Nem sei bem como foi mas o que é certo é que saí de casa a correr, atravessei a rua sem olhar e katrapum, ficou tudo escuro para mim!
Numa palavra, fui atropelado e morri!!
Logo, logo, ali!
Não houve vizinha que me avisasse;
Não houve guincho de travões que me alertasse;
Não houve, nada, enfim, que me parasse antes de levar aquele porradão que me apagou a centralina.
Morri e pronto!
Acabei prostrado, meio na rua, meio no passeio!
Estranhamente, não senti nada.
Nem dor! Nem medo! Nem … nada, absolutamente nada!
E pensei (penso eu), então isto não dói?
Que raio de morte a minha que nem me doeu…!
É verdade que tinha um “galo” na mona, mesmo por cima do olho esquerdo, mas isso…vais perder tempo com isso?
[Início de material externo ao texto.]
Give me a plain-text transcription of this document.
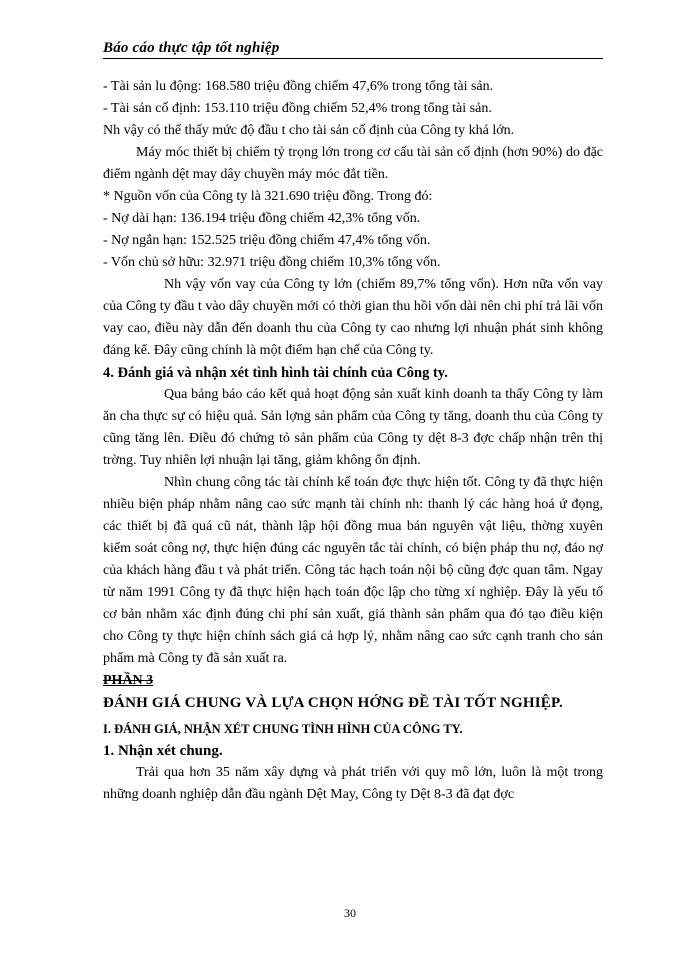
Báo cáo thực tập tốt nghiệp

- Tài sản lu động: 168.580 triệu đồng chiếm 47,6% trong tổng tài sản.

- Tài sản cố định: 153.110 triệu đồng chiếm 52,4% trong tổng tài sản.

Nh vậy có thể thấy mức độ đầu t cho tài sản cố định của Công ty khá lớn.

Máy móc thiết bị chiếm tỷ trọng lớn trong cơ cấu tài sản cố định (hơn 90%) do đặc điểm ngành dệt may dây chuyền máy móc đắt tiền.

* Nguồn vốn của Công ty là 321.690 triệu đồng. Trong đó:

- Nợ dài hạn: 136.194 triệu đồng chiếm 42,3% tổng vốn.

- Nợ ngắn hạn: 152.525 triệu đồng chiếm 47,4% tổng vốn.

- Vốn chủ sở hữu: 32.971 triệu đồng chiếm 10,3% tổng vốn.

Nh vậy vốn vay của Công ty lớn (chiếm 89,7% tổng vốn). Hơn nữa vốn vay của Công ty đầu t vào dây chuyền mới có thời gian thu hồi vốn dài nên chi phí trả lãi vốn vay cao, điều này dẫn đến doanh thu của Công ty cao nhưng lợi nhuận phát sinh không đáng kể. Đây cũng chính là một điểm hạn chế của Công ty.

4. Đánh giá và nhận xét tình hình tài chính của Công ty.

Qua bảng báo cáo kết quả hoạt động sản xuất kinh doanh ta thấy Công ty làm ăn cha thực sự có hiệu quả. Sản lợng sản phẩm của Công ty tăng, doanh thu của Công ty cũng tăng lên. Điều đó chứng tỏ sản phẩm của Công ty dệt 8-3 đợc chấp nhận trên thị trờng. Tuy nhiên lợi nhuận lại tăng, giảm không ổn định.

Nhìn chung công tác tài chính kế toán đợc thực hiện tốt. Công ty đã thực hiện nhiều biện pháp nhằm nâng cao sức mạnh tài chính nh: thanh lý các hàng hoá ứ đọng, các thiết bị đã quá cũ nát, thành lập hội đồng mua bán nguyên vật liệu, thờng xuyên kiểm soát công nợ, thực hiện đúng các nguyên tắc tài chính, có biện pháp thu nợ, đáo nợ của khách hàng đầu t và phát triển. Công tác hạch toán nội bộ cũng đợc quan tâm. Ngay từ năm 1991 Công ty đã thực hiện hạch toán độc lập cho từng xí nghiệp. Đây là yếu tố cơ bản nhằm xác định đúng chi phí sản xuất, giá thành sản phẩm qua đó tạo điều kiện cho Công ty thực hiện chính sách giá cả hợp lý, nhằm nâng cao sức cạnh tranh cho sản phẩm mà Công ty đã sản xuất ra.

PHẦN 3

ĐÁNH GIÁ CHUNG VÀ LỰA CHỌN HỚNG ĐỀ TÀI TỐT NGHIỆP.

I. ĐÁNH GIÁ, NHẬN XÉT CHUNG TÌNH HÌNH CỦA CÔNG TY.

1. Nhận xét chung.

Trải qua hơn 35 năm xây dựng và phát triển với quy mô lớn, luôn là một trong những doanh nghiệp dẫn đầu ngành Dệt May, Công ty Dệt 8-3 đã đạt đợc

30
Caga no assunto, pah!
De súbito, apercebi-me que o meu corpo estava rodeado de gente e o meu vizinho Mário (por razões que só ele saberá), abanava-me insistentemente ao mesmo tempo que me gritava aos ouvidos: oh vizinho, oh vizinho…, tá-me a óvir?
Que raio de porra!
Eu não ouvia a ponta de um corno…
Eis senão quando chegam uns gajos vestidos de branco, gritam e correm com toda a gente, (inclusive com o Mário abanador), viram-me de “papo pó ar” e começam a dar-me uns tabefes e uns murros no peito ao mesmo tempo que diziam:
-Eh pá, este já foi…
Ora eu que ainda estava ali, deitado no empedrado e sem responder a todas aqueles agressões, pensei:
-Já fui? Hum! Devem estar a falar de outra pessoa…, se calhar do gajo que me atropelou!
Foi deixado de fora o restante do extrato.